# Statistical modeling

In this notebook we will see how user defined functions can be used for statistical modeling using [scipy](http://scipy.github.io/devdocs/reference/index.html) package. We will also see how to implement Pandas UDF which has better performace than vanilla UDF because it can laverage [Apache Arrow](https://arrow.apache.org/) under the hood for exchanging the data and vectorized execution that is supported by the scipy package.

In [None]:
from pyspark.sql import SparkSession
from pyspark.sql.functions import col, udf, lit, count, year, pandas_udf, avg

from pyspark.sql.types import IntegerType

import os
import re

from scipy.stats import poisson
import pandas as pd

In [None]:
spark = (
    SparkSession
    .builder
    .appName('UDFs II')
    .getOrCreate()
)

In [None]:
base_path = os.getcwd()

project_path = ('/').join(base_path.split('/')[0:-3]) 

answers_input_path = os.path.join(project_path, 'data/answers')

### Task

For each user compute probability that the user is going to answer 5 questions in the next year. Use simple model based on poisson distribution.
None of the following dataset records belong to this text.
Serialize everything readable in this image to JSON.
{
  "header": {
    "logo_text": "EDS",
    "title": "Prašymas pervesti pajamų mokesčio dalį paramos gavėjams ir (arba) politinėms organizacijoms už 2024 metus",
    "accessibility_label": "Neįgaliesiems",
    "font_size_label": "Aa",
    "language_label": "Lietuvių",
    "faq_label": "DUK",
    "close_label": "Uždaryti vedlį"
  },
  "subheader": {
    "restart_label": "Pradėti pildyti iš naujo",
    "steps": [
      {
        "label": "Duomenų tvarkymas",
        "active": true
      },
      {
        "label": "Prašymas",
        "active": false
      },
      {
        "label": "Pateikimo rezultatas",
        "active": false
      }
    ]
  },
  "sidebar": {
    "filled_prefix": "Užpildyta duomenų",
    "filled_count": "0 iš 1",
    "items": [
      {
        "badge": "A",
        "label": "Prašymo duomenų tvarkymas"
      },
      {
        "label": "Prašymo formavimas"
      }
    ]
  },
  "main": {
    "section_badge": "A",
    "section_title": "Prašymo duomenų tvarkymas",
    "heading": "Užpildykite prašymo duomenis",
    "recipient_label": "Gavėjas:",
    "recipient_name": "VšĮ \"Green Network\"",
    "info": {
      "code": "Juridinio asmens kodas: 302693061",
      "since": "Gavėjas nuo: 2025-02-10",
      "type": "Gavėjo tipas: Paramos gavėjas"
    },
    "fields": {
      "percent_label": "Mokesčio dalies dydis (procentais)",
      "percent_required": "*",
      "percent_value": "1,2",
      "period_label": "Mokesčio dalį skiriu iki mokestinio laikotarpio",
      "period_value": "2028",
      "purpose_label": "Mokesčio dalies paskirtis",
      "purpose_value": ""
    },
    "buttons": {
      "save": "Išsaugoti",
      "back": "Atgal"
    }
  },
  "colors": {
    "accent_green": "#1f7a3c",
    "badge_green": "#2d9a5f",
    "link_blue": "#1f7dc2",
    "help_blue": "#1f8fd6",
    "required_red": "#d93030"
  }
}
1. Create a DataFrame with two cols: `user_id`, `answers`, where the second is the average number of questions the user answered per year.
2. Implement UDF that will use [poisson](https://docs.scipy.org/doc/scipy/reference/generated/scipy.stats.poisson.html) distribution from scipy package to compute the probability that if the user answered <i>n</i> questions per year, he will answer 5 questions in the next year
3. Implement the UDF again, but this time as Pandas UDF

In [None]:
# we will need answers dataset:

answersDF = (
    spark
    .read
    .option('path', answers_input_path)
    .load()
)

In [None]:
answersDF.show()

#### Create input DataFrame

* filter for rows where `user_id` is not null
* compute average number of answers per user per year
 * group by user and year
 * use count to see how many questions each user answered in each year
 * group by again but now only per user
 * compute the average per year for each user

In [None]:
input_df = (
    answersDF
    .filter(col('user_id').isNotNull())
    .withColumn('creation_year', year('creation_date'))
    .groupBy(
        'creation_year', 'user_id',
    )
    .agg(
        count('*').alias('answers')
    )
    .groupBy('user_id')
    .agg(
        avg('answers').alias('answers')
    )
)

In [None]:
input_df.show(n=5)

#### Define UDF:

Hint:
* the return type will be float, since we will compute probability
* use pmf function of the [poisson](https://docs.scipy.org/doc/scipy/reference/generated/scipy.stats.poisson.html) in scipy

In [None]:
@udf('float')
def get_probability(k, year_average):
    return float(poisson.pmf(k, year_average))

#### Apply the udf

In [None]:
(
    input_df
    .withColumn('probability', get_probability(lit(5), col('answers')))
    
).show(n=5)

#### Try it with Pandas

* create local Pandas dataframe with input data
* pass a local Pandas series to poisson to see what it returns

Hint:
* create a pandas series from pandas dataframe as `local_data['answers']`, where local_data is pd_df

In [None]:
local_data = input_df.toPandas()

In [None]:
# It returns numpy array

poisson.pmf(5, local_data['answers'])

In [None]:
# We can easily create a pandas series from it:

pd.Series(poisson.pmf(5, local_data['answers']))

In [None]:
# Define a pandas udf:

@pandas_udf('float')
def get_probability_pd(k, year_average):
    return pd.Series(poisson.pmf(k, year_average))

In [None]:
# Apply the UDF:

(
    input_df
    .withColumn('probability', get_probability_pd(lit(5), col('answers')))
).show(n=5)

#### Compare the performace for both UDFs

Hint
* run the query with the noop format
* check the execution time in SparkUI

In [None]:
# execution of vanilla UDF:

(
    input_df
    .withColumn('probability', get_probability(lit(5), col('answers')))
    .write
    .mode('overwrite')
    .format('noop')
    .save()
)

In [None]:
# execution of Pandas UDF:

(
    input_df
    .withColumn('probability', get_probability_pd(lit(5), col('answers')))
    .write
    .mode('overwrite')
    .format('noop')
    .save()
)

In [None]:
spark.stop()